Here’s a recipe for a nutrient-packed granola that can be eaten alone as a cereal or snack, mixed in with other cereal, or sprinkled on yogurt, ice cream, or baked apples.
It has the flavors of fall because it’s made with cranberries, canned pumpkin, and pumpkin pie spice. The flaxseed and quinoa add healthy fats and protein, making it more filling than traditional granola. Note that you don’t cook the quinoa. Also the flax should be ground, not whole seeds. Enjoy!

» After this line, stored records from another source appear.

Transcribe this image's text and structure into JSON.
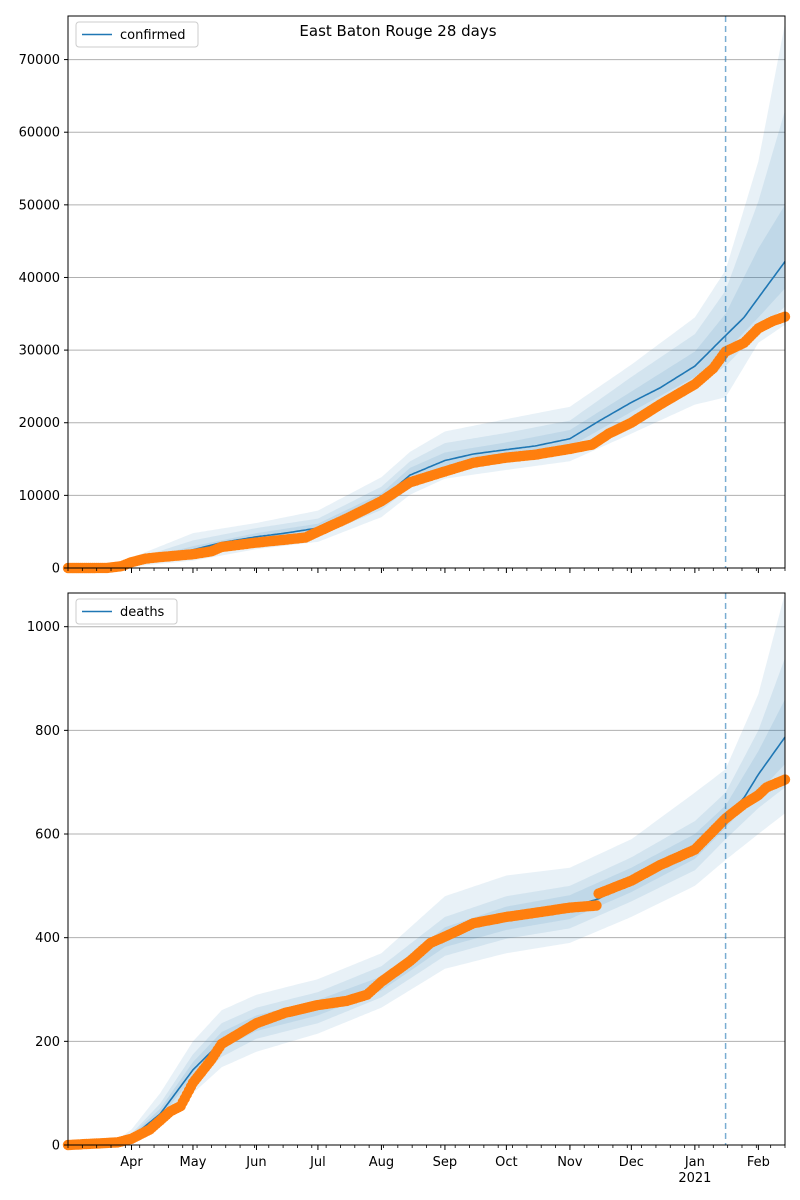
{
  "chart_data": {
    "type": "line",
    "title": "East Baton Rouge 28 days",
    "x_date_range": [
      "2020-03-01",
      "2021-02-14"
    ],
    "forecast_start": "2021-01-16",
    "x_ticks": [
      {
        "date": "2020-04-01",
        "label": "Apr"
      },
      {
        "date": "2020-05-01",
        "label": "May"
      },
      {
        "date": "2020-06-01",
        "label": "Jun"
      },
      {
        "date": "2020-07-01",
        "label": "Jul"
      },
      {
        "date": "2020-08-01",
        "label": "Aug"
      },
      {
        "date": "2020-09-01",
        "label": "Sep"
      },
      {
        "date": "2020-10-01",
        "label": "Oct"
      },
      {
        "date": "2020-11-01",
        "label": "Nov"
      },
      {
        "date": "2020-12-01",
        "label": "Dec"
      },
      {
        "date": "2021-01-01",
        "label": "Jan"
      },
      {
        "date": "2021-02-01",
        "label": "Feb"
      }
    ],
    "year_label": {
      "date": "2021-01-01",
      "label": "2021"
    },
    "colors": {
      "model": "#1f77b4",
      "observed": "#ff7f0e",
      "band": "#1f77b4",
      "grid": "#b0b0b0"
    },
    "grid": true,
    "legend_position": "top-left",
    "panels": [
      {
        "name": "confirmed",
        "legend": "confirmed",
        "ylim": [
          0,
          76000
        ],
        "yticks": [
          0,
          10000,
          20000,
          30000,
          40000,
          50000,
          60000,
          70000
        ],
        "model": [
          [
            "2020-03-01",
            0
          ],
          [
            "2020-03-25",
            100
          ],
          [
            "2020-04-01",
            700
          ],
          [
            "2020-04-15",
            1500
          ],
          [
            "2020-05-01",
            2500
          ],
          [
            "2020-05-15",
            3500
          ],
          [
            "2020-06-01",
            4300
          ],
          [
            "2020-06-15",
            4800
          ],
          [
            "2020-07-01",
            5500
          ],
          [
            "2020-07-15",
            6900
          ],
          [
            "2020-08-01",
            9500
          ],
          [
            "2020-08-15",
            12800
          ],
          [
            "2020-09-01",
            14800
          ],
          [
            "2020-09-15",
            15700
          ],
          [
            "2020-10-01",
            16300
          ],
          [
            "2020-10-15",
            16800
          ],
          [
            "2020-11-01",
            17800
          ],
          [
            "2020-11-15",
            20200
          ],
          [
            "2020-12-01",
            22800
          ],
          [
            "2020-12-15",
            24800
          ],
          [
            "2021-01-01",
            27800
          ],
          [
            "2021-01-16",
            32000
          ],
          [
            "2021-01-25",
            34500
          ],
          [
            "2021-02-01",
            37200
          ],
          [
            "2021-02-14",
            42200
          ]
        ],
        "bands": [
          [
            [
              "2020-03-01",
              0,
              0
            ],
            [
              "2020-03-25",
              0,
              200
            ],
            [
              "2020-04-01",
              200,
              1400
            ],
            [
              "2020-05-01",
              1000,
              4800
            ],
            [
              "2020-06-01",
              2600,
              6200
            ],
            [
              "2020-07-01",
              3600,
              7900
            ],
            [
              "2020-08-01",
              7000,
              12500
            ],
            [
              "2020-08-15",
              10100,
              16000
            ],
            [
              "2020-09-01",
              12300,
              18800
            ],
            [
              "2020-10-01",
              13500,
              20500
            ],
            [
              "2020-11-01",
              14700,
              22200
            ],
            [
              "2020-12-01",
              18500,
              28000
            ],
            [
              "2021-01-01",
              22500,
              34500
            ],
            [
              "2021-01-16",
              23500,
              41000
            ],
            [
              "2021-02-01",
              31000,
              56000
            ],
            [
              "2021-02-14",
              33500,
              75000
            ]
          ],
          [
            [
              "2020-03-01",
              0,
              0
            ],
            [
              "2020-03-25",
              20,
              160
            ],
            [
              "2020-04-01",
              350,
              1100
            ],
            [
              "2020-05-01",
              1500,
              3800
            ],
            [
              "2020-06-01",
              3200,
              5500
            ],
            [
              "2020-07-01",
              4400,
              6800
            ],
            [
              "2020-08-01",
              8000,
              11200
            ],
            [
              "2020-08-15",
              11100,
              14700
            ],
            [
              "2020-09-01",
              13300,
              17200
            ],
            [
              "2020-10-01",
              14600,
              18600
            ],
            [
              "2020-11-01",
              15800,
              20300
            ],
            [
              "2020-12-01",
              20300,
              26300
            ],
            [
              "2021-01-01",
              25000,
              32200
            ],
            [
              "2021-01-16",
              27800,
              38200
            ],
            [
              "2021-02-01",
              32500,
              50500
            ],
            [
              "2021-02-14",
              36000,
              63000
            ]
          ],
          [
            [
              "2020-03-01",
              0,
              0
            ],
            [
              "2020-03-25",
              50,
              130
            ],
            [
              "2020-04-01",
              500,
              900
            ],
            [
              "2020-05-01",
              2000,
              3000
            ],
            [
              "2020-06-01",
              3800,
              4800
            ],
            [
              "2020-07-01",
              5000,
              6100
            ],
            [
              "2020-08-01",
              8800,
              10300
            ],
            [
              "2020-08-15",
              11900,
              13800
            ],
            [
              "2020-09-01",
              14000,
              15900
            ],
            [
              "2020-10-01",
              15400,
              17300
            ],
            [
              "2020-11-01",
              16700,
              19000
            ],
            [
              "2020-12-01",
              21500,
              24300
            ],
            [
              "2021-01-01",
              26300,
              29800
            ],
            [
              "2021-01-16",
              29800,
              35000
            ],
            [
              "2021-02-01",
              34500,
              44000
            ],
            [
              "2021-02-14",
              38500,
              50000
            ]
          ]
        ],
        "observed": [
          [
            "2020-03-01",
            0
          ],
          [
            "2020-03-20",
            10
          ],
          [
            "2020-03-27",
            250
          ],
          [
            "2020-04-01",
            800
          ],
          [
            "2020-04-08",
            1300
          ],
          [
            "2020-04-15",
            1500
          ],
          [
            "2020-05-01",
            1900
          ],
          [
            "2020-05-10",
            2300
          ],
          [
            "2020-05-15",
            2900
          ],
          [
            "2020-06-01",
            3500
          ],
          [
            "2020-06-15",
            3900
          ],
          [
            "2020-06-25",
            4200
          ],
          [
            "2020-07-01",
            5000
          ],
          [
            "2020-07-15",
            6800
          ],
          [
            "2020-08-01",
            9200
          ],
          [
            "2020-08-15",
            11800
          ],
          [
            "2020-09-01",
            13300
          ],
          [
            "2020-09-15",
            14500
          ],
          [
            "2020-10-01",
            15200
          ],
          [
            "2020-10-15",
            15600
          ],
          [
            "2020-11-01",
            16400
          ],
          [
            "2020-11-12",
            17000
          ],
          [
            "2020-11-20",
            18500
          ],
          [
            "2020-12-01",
            20000
          ],
          [
            "2020-12-15",
            22500
          ],
          [
            "2021-01-01",
            25300
          ],
          [
            "2021-01-10",
            27500
          ],
          [
            "2021-01-16",
            29800
          ],
          [
            "2021-01-25",
            31000
          ],
          [
            "2021-02-01",
            33000
          ],
          [
            "2021-02-08",
            34000
          ],
          [
            "2021-02-14",
            34600
          ]
        ]
      },
      {
        "name": "deaths",
        "legend": "deaths",
        "ylim": [
          0,
          1065
        ],
        "yticks": [
          0,
          200,
          400,
          600,
          800,
          1000
        ],
        "model": [
          [
            "2020-03-01",
            0
          ],
          [
            "2020-03-25",
            5
          ],
          [
            "2020-04-01",
            15
          ],
          [
            "2020-04-15",
            60
          ],
          [
            "2020-05-01",
            145
          ],
          [
            "2020-05-15",
            200
          ],
          [
            "2020-06-01",
            235
          ],
          [
            "2020-06-15",
            250
          ],
          [
            "2020-07-01",
            265
          ],
          [
            "2020-07-15",
            280
          ],
          [
            "2020-08-01",
            310
          ],
          [
            "2020-08-15",
            360
          ],
          [
            "2020-09-01",
            400
          ],
          [
            "2020-09-15",
            422
          ],
          [
            "2020-10-01",
            438
          ],
          [
            "2020-10-15",
            448
          ],
          [
            "2020-11-01",
            458
          ],
          [
            "2020-11-15",
            475
          ],
          [
            "2020-12-01",
            510
          ],
          [
            "2020-12-15",
            540
          ],
          [
            "2021-01-01",
            575
          ],
          [
            "2021-01-16",
            632
          ],
          [
            "2021-01-25",
            670
          ],
          [
            "2021-02-01",
            715
          ],
          [
            "2021-02-14",
            787
          ]
        ],
        "bands": [
          [
            [
              "2020-03-01",
              0,
              0
            ],
            [
              "2020-03-25",
              0,
              10
            ],
            [
              "2020-04-01",
              5,
              30
            ],
            [
              "2020-04-15",
              35,
              100
            ],
            [
              "2020-05-01",
              100,
              200
            ],
            [
              "2020-05-15",
              150,
              260
            ],
            [
              "2020-06-01",
              180,
              290
            ],
            [
              "2020-07-01",
              215,
              320
            ],
            [
              "2020-08-01",
              265,
              370
            ],
            [
              "2020-09-01",
              340,
              480
            ],
            [
              "2020-10-01",
              370,
              520
            ],
            [
              "2020-11-01",
              390,
              535
            ],
            [
              "2020-12-01",
              440,
              590
            ],
            [
              "2021-01-01",
              500,
              680
            ],
            [
              "2021-01-16",
              550,
              725
            ],
            [
              "2021-02-01",
              600,
              870
            ],
            [
              "2021-02-14",
              640,
              1065
            ]
          ],
          [
            [
              "2020-03-01",
              0,
              0
            ],
            [
              "2020-03-25",
              2,
              8
            ],
            [
              "2020-04-01",
              10,
              22
            ],
            [
              "2020-04-15",
              45,
              80
            ],
            [
              "2020-05-01",
              120,
              175
            ],
            [
              "2020-05-15",
              170,
              235
            ],
            [
              "2020-06-01",
              205,
              265
            ],
            [
              "2020-07-01",
              235,
              295
            ],
            [
              "2020-08-01",
              285,
              345
            ],
            [
              "2020-09-01",
              365,
              440
            ],
            [
              "2020-10-01",
              398,
              480
            ],
            [
              "2020-11-01",
              418,
              500
            ],
            [
              "2020-12-01",
              470,
              555
            ],
            [
              "2021-01-01",
              530,
              625
            ],
            [
              "2021-01-16",
              590,
              680
            ],
            [
              "2021-02-01",
              650,
              800
            ],
            [
              "2021-02-14",
              690,
              940
            ]
          ],
          [
            [
              "2020-03-01",
              0,
              0
            ],
            [
              "2020-03-25",
              3,
              7
            ],
            [
              "2020-04-01",
              12,
              19
            ],
            [
              "2020-04-15",
              52,
              70
            ],
            [
              "2020-05-01",
              132,
              160
            ],
            [
              "2020-05-15",
              185,
              218
            ],
            [
              "2020-06-01",
              220,
              250
            ],
            [
              "2020-07-01",
              250,
              280
            ],
            [
              "2020-08-01",
              298,
              325
            ],
            [
              "2020-09-01",
              382,
              420
            ],
            [
              "2020-10-01",
              415,
              460
            ],
            [
              "2020-11-01",
              436,
              482
            ],
            [
              "2020-12-01",
              488,
              535
            ],
            [
              "2021-01-01",
              552,
              600
            ],
            [
              "2021-01-16",
              612,
              655
            ],
            [
              "2021-02-01",
              680,
              760
            ],
            [
              "2021-02-14",
              735,
              860
            ]
          ]
        ],
        "observed": [
          [
            "2020-03-01",
            0
          ],
          [
            "2020-03-25",
            5
          ],
          [
            "2020-04-01",
            12
          ],
          [
            "2020-04-10",
            30
          ],
          [
            "2020-04-20",
            65
          ],
          [
            "2020-04-25",
            75
          ],
          [
            "2020-05-01",
            120
          ],
          [
            "2020-05-10",
            165
          ],
          [
            "2020-05-15",
            195
          ],
          [
            "2020-06-01",
            235
          ],
          [
            "2020-06-15",
            255
          ],
          [
            "2020-07-01",
            270
          ],
          [
            "2020-07-15",
            278
          ],
          [
            "2020-07-25",
            290
          ],
          [
            "2020-08-01",
            315
          ],
          [
            "2020-08-15",
            355
          ],
          [
            "2020-08-25",
            390
          ],
          [
            "2020-09-01",
            402
          ],
          [
            "2020-09-15",
            428
          ],
          [
            "2020-10-01",
            440
          ],
          [
            "2020-10-15",
            448
          ],
          [
            "2020-11-01",
            458
          ],
          [
            "2020-11-14",
            462
          ],
          [
            "2020-11-15",
            485
          ],
          [
            "2020-12-01",
            510
          ],
          [
            "2020-12-15",
            540
          ],
          [
            "2021-01-01",
            570
          ],
          [
            "2021-01-16",
            630
          ],
          [
            "2021-01-25",
            658
          ],
          [
            "2021-02-01",
            675
          ],
          [
            "2021-02-05",
            690
          ],
          [
            "2021-02-14",
            705
          ]
        ]
      }
    ]
  }
}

Pumpkin and Quinoa Granola
6 cups whole rolled oats (not instant)
3/4 cup uncooked quinoa
1/2 cup ground flaxseed
1/2 cup coarsely chopped walnuts
1 cup dried cranberries
1/2 cup real maple syrup
3/4 cup canned pumpkin
1/3 oil
1 tablespoon pumpkin pie spice
1/2 teaspoon Kosher salt
Mix together oats, quinoa, flax, walnuts, and cranberries in a large bowl. In a separate smaller bowl, combine syrup, pumpkin, oil, pumpkin pie spice, and salt. Whisk until combined, then pour over oat mixture. Mix until everything is well coated. Spread mixture out on a large four-sided cookie sheet or similar shallow baking sheet. (if it won’t all fit on one, use two). Bake in preheated 350 degree F oven for 30 minutes, taking out every 10 minutes to stir the mixture. Remove from oven and let cool, then store in an airtight container (I like to store it in Mason jars).